Until this year, blockchain remained a work in progress. Despite more than US$2.1 billion in venture-capital backing since 2012, according to a CB Insight report, all announcements related to trials, making the technology's future still hypothetical.
But 2018 seems to be the year when the promises will come to fruition. R3, the most visible project, announced in the third quarter of 2017 that it would "release a production-ready version of its enterprise software, Corda, within the next few months," according to the aforementioned CB Insight report.
Stratopoulos, who has been tracking the evolution of blockchain for a number of years, sees many signs indicating that the technology will soon unfold in specific implementations. For example, the number of books dealing with the technical intricacies of blockchain, says Stratopoulos, has increased by 400% between 2016 and 2017. This is "a very good indicator of new technology adoption," he adds. "Software companies are reaching the point where they will deliver something."
Because of security concerns, blockchain isn't quite ready for prime time. "The security of blockchain is what a lot of potential users are still investigating," says Stephen Carlin, managing director and head of equities at CIBC Asset Management Inc. in Toronto and manager of CIBC Global Technology. "The key is safety," he adds. "The present framework is promising, but it is still an evolving technology. We feel that we are still in the early days of adoption. So I'm not comfortable to say that it's the best thing since sliced bread, but it is promising."
And let's not forget the regulatory hurdles. "Given that major cryptocurrencies (like bitcoin) have often been used for illicit black-market transactions, regulatory clarity could be an uphill battle," according to CB Insight.
That's why the CIBC technology fund doesn't invest directly in blockchain through startups, but rather indirectly by purchasing shares of companies that participate in the technology's growth, mostly at the level of computing power. The fund holds shares in companies like NVIDIA Corp. (NVDA), a graphics-processor maker, and Taiwan Semiconductor Manufacturing Co. Ltd. (TSM), a chip manufacturer, that have exposure to blockchain.
Evolve's ETF will be an actively managed global fund that will have broad exposure to the blockchain theme. It will invest directly in developers and enablers of the technology, but that's not all.

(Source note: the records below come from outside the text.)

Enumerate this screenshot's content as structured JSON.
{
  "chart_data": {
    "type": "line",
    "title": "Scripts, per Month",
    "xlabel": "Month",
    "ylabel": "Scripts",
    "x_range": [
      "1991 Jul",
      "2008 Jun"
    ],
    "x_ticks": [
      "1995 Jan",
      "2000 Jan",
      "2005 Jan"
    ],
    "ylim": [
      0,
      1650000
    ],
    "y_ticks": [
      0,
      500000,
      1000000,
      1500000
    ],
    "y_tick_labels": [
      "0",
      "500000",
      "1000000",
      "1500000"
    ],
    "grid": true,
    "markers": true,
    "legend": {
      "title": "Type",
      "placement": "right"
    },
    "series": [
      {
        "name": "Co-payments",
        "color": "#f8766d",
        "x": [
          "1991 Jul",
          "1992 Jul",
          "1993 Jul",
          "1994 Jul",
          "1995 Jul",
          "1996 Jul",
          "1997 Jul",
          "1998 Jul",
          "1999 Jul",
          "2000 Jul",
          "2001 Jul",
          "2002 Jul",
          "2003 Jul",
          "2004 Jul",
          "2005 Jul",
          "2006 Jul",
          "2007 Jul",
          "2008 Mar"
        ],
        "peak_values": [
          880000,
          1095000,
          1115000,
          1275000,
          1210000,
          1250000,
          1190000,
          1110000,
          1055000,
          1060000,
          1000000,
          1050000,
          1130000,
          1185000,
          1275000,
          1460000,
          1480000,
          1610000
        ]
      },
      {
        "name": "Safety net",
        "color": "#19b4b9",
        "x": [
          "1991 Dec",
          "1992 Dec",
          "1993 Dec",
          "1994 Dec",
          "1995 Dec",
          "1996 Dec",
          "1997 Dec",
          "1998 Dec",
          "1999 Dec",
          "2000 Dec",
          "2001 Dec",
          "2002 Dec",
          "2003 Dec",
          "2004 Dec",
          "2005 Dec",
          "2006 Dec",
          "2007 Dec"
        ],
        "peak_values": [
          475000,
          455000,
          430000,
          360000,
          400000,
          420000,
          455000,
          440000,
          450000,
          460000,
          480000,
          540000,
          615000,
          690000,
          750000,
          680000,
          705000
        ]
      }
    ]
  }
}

Its holdings will also include shares of multinational companies "that have dedicated resources to develop blockchain for their own business needs or for external implementations," says Evolve's Lala.
The market capitalizations of blockchain companies are small, Lala adds. Most companies are in start-up mode, reinvesting their revenues to build their businesses. "The IBMs and Microsofts of this world have made more progress on blockchain than the startups, but it's not a massive part of their global business." Some startups in this space include Hive Blockchain Technologies Ltd. (HIVE), based in Vancouver; Change Financial Ltd. (CNGFF) of Los Angeles; and Toronto-based CryptoGlobal Corp. (CPTO).
The first blockchain ETF in Canada is Harvest Portfolios Group Inc.'s Blockchain Technologies (HBLK), which began trading on Feb. 7. It is designed to track a blockchain-technologies index that the Oakville, Ont.-based firm has developed. The constituents of the proprietary index are companies that are exposed to the development and implementation of blockchain.
Unlike the bitcoin network, which is public, most blockchain applications will be internal corporate private networks, Stratopoulos predicts. These will not be accessible to investors, unless a publicly traded operator of many networks emerges.
The blockchain sector at this point can best be described as speculative, as indicated by Evolve's "high risk" rating for its upcoming ETF. As an investment opportunity, blockchain promises to be far larger than cryptocurrencies, but it is still too early to know if it will take off. "My only hope," says Stratopoulos, "is that it will not be a bubble like bitcoin."